Кто-то тормошил его и что-то неразборчиво бормотал в ухо.  Он застонал и попытался открыть глаза, однако глаза не хотели открываться, зато со слухом стало гораздо лучше, словно на полную громкость повернули ручку радиоприемника, который беспрестанно орал ему в уши одно слово: «вставай, вставай, вставай». Голос при этом не похож привычный баритон диктора, а тонкий, словно принадлежал ребенку. Почему ребенка?

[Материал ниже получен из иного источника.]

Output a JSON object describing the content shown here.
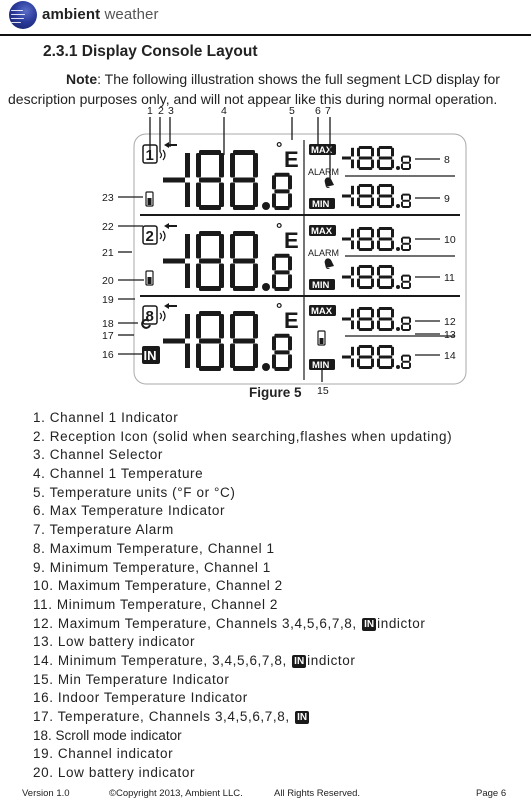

Он опять застонал, а кто-то помог ему сесть. Кое-как, ладонями протер лицо и, наконец, сумел открыть глаза. Перед ним стояла та самая немая девчонка. Он отрывками встал вспоминать бомбежку, подвал, лопнувший пузырь, куда та побежала, помесь драккара с цепеллином, который загорелся после того, как взорвался его баллон, а что он делал под днищем этого драккара и чуть не сгорел? Он силился и никак не мог вспомнить, что-то ускользало из памяти, какое-то черное пятно, и нет фонарика, чтобы разогнать тьму…
Или это померещилось ему, они попали под бомбежку…

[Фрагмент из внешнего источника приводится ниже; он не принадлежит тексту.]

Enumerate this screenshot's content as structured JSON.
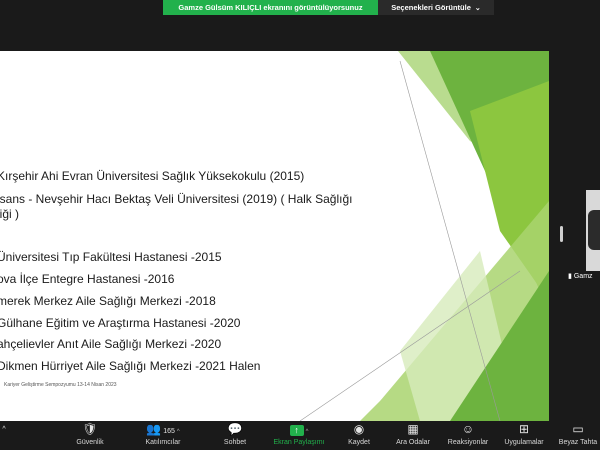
{
  "share_banner": {
    "text": "Gamze Gülsüm KILIÇLI ekranını görüntülüyorsunuz"
  },
  "view_options": {
    "label": "Seçenekleri Görüntüle",
    "icon": "chevron-down-icon"
  },
  "slide": {
    "lines": [
      "Kırşehir Ahi Evran Üniversitesi Sağlık Yüksekokulu (2015)",
      "isans - Nevşehir Hacı Bektaş Veli Üniversitesi (2019) ( Halk Sağlığı",
      "liği )",
      "Üniversitesi Tıp Fakültesi Hastanesi -2015",
      "ova İlçe Entegre Hastanesi -2016",
      "merek Merkez Aile Sağlığı Merkezi -2018",
      "Gülhane Eğitim ve Araştırma Hastanesi -2020",
      "ahçelievler Anıt Aile Sağlığı Merkezi -2020",
      "Dikmen Hürriyet Aile Sağlığı Merkezi -2021 Halen"
    ],
    "footer": "Kariyer Geliştirme Sempozyumu 13-14 Nisan 2023",
    "colors": {
      "green_dark": "#6db33f",
      "green_light": "#c9e3a4",
      "green_mid": "#8cc63f"
    }
  },
  "participant_thumb": {
    "name": "Gamz",
    "icon": "signal-bars-icon"
  },
  "toolbar": {
    "items": [
      {
        "label": "Güvenlik",
        "icon": "shield-icon"
      },
      {
        "label": "Katılımcılar",
        "icon": "participants-icon",
        "count": "165"
      },
      {
        "label": "Sohbet",
        "icon": "chat-icon"
      },
      {
        "label": "Ekran Paylaşımı",
        "icon": "share-screen-icon"
      },
      {
        "label": "Kaydet",
        "icon": "record-icon"
      },
      {
        "label": "Ara Odalar",
        "icon": "breakout-rooms-icon"
      },
      {
        "label": "Reaksiyonlar",
        "icon": "reactions-icon"
      },
      {
        "label": "Uygulamalar",
        "icon": "apps-icon"
      },
      {
        "label": "Beyaz Tahta",
        "icon": "whiteboard-icon"
      }
    ]
  }
}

- Где мы, - еле он сумел произнести, язык распух, вываливался изо рта и цеплялся за пуговицы шинели. – Где мы, - повторил. – Где мы, где мы, где мы, - и с ужасом понял, что не может остановиться, его как будто заклинило, но девчонка пришла на помощь. Она хлопнула ладошкой его по губам, язык проворно втянулся в рот, и он с радостью замолчал.
Рядом лежала неряшливая куча тряпок. Он покосился на нее и спросил:
- Что это?
- Это моя сестра, которую ты спас.
- Какая сестра? – он ничего не мог вспомнить.
- Ты сумел вытащить ее до пожара.
- Она жива?
- Да, просто без сознания.
Теперь он понял, что это было за провал в памяти, он, оказывается, еще кого-то и спас. Лучше бы не спасал, был бы целехонький, а так – еле шевелящийся полутруп.
Девчонка забеспокоилась:
- Тебе что-нибудь надо?
- Да, уйди от меня, - он жалобно простонал. – Сгинь с моих глаз, от тебя одни неприятности.
Едва он сумел выговорить непослушными губами последние слова, как спасительная тьма окунула его в глубокую яму, и он снова потерял сознание.